Rundenlaufen ist nicht meines

Bevor es los geht noch mal an meiner SupportCrew vorbei und dann geht es erst mal über eine Strasse bergab. Dann folgt ein Trail der seinen Namen verdient hat, steinig und eng. Ich fühl mich gar nicht schlecht. Meine Beine machen gut mit. Nach ca. 7km komme ich am Lago di Livigno an. Jetzt geht es nur mehr flach bis ins Ziel 2,5 Runden.
Runden! Mein mentaler Tod, ich hasse Runden, ich kann mich da sehr schwer motivieren. Ich wechsel immer wieder zum gehen, nicht weil es mein Körper will, mein Geist ist heute schwach. Meine Rippe spür ich nicht. Das einzige was mein Körper will ist etwas festes im Magen. (Am Fahrrad habe ich mich flüssig ernährt). Ich kämpfe mich durch und nach dem vierten Mal im Zielstadion darf ich endlich durch den Zielbogen laufen. Es ist geschafft. Ziel Erreicht und ich bin happy. Auch das Ziel das es mir besser gehen soll als in Frankreich habe ich erreicht. Ich fühle mich sehr viel Wohler und habe keine Krämpfe.
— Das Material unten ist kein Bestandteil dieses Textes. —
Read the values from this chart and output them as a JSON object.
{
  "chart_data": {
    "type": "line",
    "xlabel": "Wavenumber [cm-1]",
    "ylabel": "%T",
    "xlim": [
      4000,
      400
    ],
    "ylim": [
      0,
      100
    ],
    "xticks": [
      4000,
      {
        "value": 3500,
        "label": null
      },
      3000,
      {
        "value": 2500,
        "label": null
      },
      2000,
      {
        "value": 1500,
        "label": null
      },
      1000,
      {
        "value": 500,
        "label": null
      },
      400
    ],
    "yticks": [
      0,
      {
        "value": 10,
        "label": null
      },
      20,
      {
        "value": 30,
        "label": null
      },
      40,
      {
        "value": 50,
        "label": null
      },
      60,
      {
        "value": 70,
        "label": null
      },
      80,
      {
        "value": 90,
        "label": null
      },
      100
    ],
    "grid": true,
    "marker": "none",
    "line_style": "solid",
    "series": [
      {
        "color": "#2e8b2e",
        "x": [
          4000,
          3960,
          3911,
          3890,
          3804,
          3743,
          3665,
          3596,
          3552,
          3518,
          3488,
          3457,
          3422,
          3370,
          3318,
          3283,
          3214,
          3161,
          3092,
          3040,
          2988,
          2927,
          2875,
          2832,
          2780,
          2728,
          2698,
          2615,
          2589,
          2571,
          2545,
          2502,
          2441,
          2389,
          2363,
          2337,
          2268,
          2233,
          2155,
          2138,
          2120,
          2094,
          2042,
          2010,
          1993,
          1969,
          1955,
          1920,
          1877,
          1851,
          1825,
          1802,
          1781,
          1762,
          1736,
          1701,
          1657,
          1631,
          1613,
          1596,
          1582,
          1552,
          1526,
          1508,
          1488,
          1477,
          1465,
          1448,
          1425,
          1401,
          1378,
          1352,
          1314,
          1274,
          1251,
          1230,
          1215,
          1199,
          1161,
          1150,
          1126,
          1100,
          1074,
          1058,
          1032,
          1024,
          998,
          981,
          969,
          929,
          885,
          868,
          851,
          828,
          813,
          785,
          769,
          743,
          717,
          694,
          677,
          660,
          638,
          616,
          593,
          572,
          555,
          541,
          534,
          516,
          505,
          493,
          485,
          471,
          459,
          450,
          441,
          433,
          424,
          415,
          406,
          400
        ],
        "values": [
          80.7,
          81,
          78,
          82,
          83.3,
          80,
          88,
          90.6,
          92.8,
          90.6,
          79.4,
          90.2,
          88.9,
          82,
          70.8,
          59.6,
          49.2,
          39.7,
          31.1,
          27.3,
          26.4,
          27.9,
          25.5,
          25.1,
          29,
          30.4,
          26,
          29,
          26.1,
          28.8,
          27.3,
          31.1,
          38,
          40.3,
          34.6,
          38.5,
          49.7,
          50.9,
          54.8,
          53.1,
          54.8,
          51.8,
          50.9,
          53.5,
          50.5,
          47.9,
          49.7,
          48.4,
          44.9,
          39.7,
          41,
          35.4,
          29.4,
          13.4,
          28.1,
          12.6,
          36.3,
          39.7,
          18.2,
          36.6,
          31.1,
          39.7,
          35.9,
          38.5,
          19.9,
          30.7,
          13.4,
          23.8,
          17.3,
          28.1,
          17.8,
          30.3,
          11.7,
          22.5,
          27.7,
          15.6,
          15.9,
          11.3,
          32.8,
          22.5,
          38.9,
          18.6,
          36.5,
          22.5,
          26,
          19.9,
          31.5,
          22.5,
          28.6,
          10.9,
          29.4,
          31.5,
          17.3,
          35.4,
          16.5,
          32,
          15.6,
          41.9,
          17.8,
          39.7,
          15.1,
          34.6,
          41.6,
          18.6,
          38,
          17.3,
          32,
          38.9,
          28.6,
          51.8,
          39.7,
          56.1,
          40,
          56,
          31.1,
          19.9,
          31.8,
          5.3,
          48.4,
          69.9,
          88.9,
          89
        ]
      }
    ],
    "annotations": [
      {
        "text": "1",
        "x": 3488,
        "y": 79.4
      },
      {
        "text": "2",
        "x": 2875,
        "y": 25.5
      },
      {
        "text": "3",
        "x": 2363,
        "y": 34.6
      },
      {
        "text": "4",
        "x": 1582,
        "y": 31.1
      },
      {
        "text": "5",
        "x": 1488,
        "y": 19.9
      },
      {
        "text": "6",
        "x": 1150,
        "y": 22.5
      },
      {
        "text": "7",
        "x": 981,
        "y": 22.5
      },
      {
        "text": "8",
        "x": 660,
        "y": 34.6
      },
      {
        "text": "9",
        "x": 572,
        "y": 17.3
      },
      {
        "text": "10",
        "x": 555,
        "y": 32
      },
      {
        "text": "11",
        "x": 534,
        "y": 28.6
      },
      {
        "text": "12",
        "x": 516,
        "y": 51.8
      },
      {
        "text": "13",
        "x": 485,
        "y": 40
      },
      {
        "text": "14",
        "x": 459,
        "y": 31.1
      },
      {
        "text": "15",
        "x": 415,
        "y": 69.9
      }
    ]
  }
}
Gemeinsam gehts zurück ins Hotel. Ich packe meine Sachen und geh Duschen. Danach lege ich mich ins Bett und versuche erst mal 20min zu ruhen. Danach kommen die verdienten väterlichen Pflichten. Erstaunlicherweise geht es mir richtig gut.

Fazit

  • Die Streckenänderung ist Schade aber immerhin konnte das OrgaTeam in 12h zwei mal die Strecke anpassen.
  • 85km am Rad ohne Verpflegsstation ist nicht lustig
  • Das Rennen hat Spass gemacht, die Organisation ist, sagen wir mal italienisch
  • Eine Rippenprellung kann dich bremsen aber nicht stoppen.
  • Die Basis ist wieder da und ich bin heiß auf mehr.s
  • selbst mit einer schlechten Schwimmzeit landet man vorne in Italien :)

Support Crew

Meine Familie hat mich wieder begleitet und ich bin Dankbar dafür. Gerade bei so einem Rennen wo kaum Zuseher sind tut jeder Zuseher, jedem gut. Zu meiner Überraschung haben sich knapp 3 Woche vor meinem Rennen noch Freunde angekündigt ebenfalls nach Livignio zu kommen um mich zu Unterstützen. DANKE Judith und Eike. Das war wirklich genial.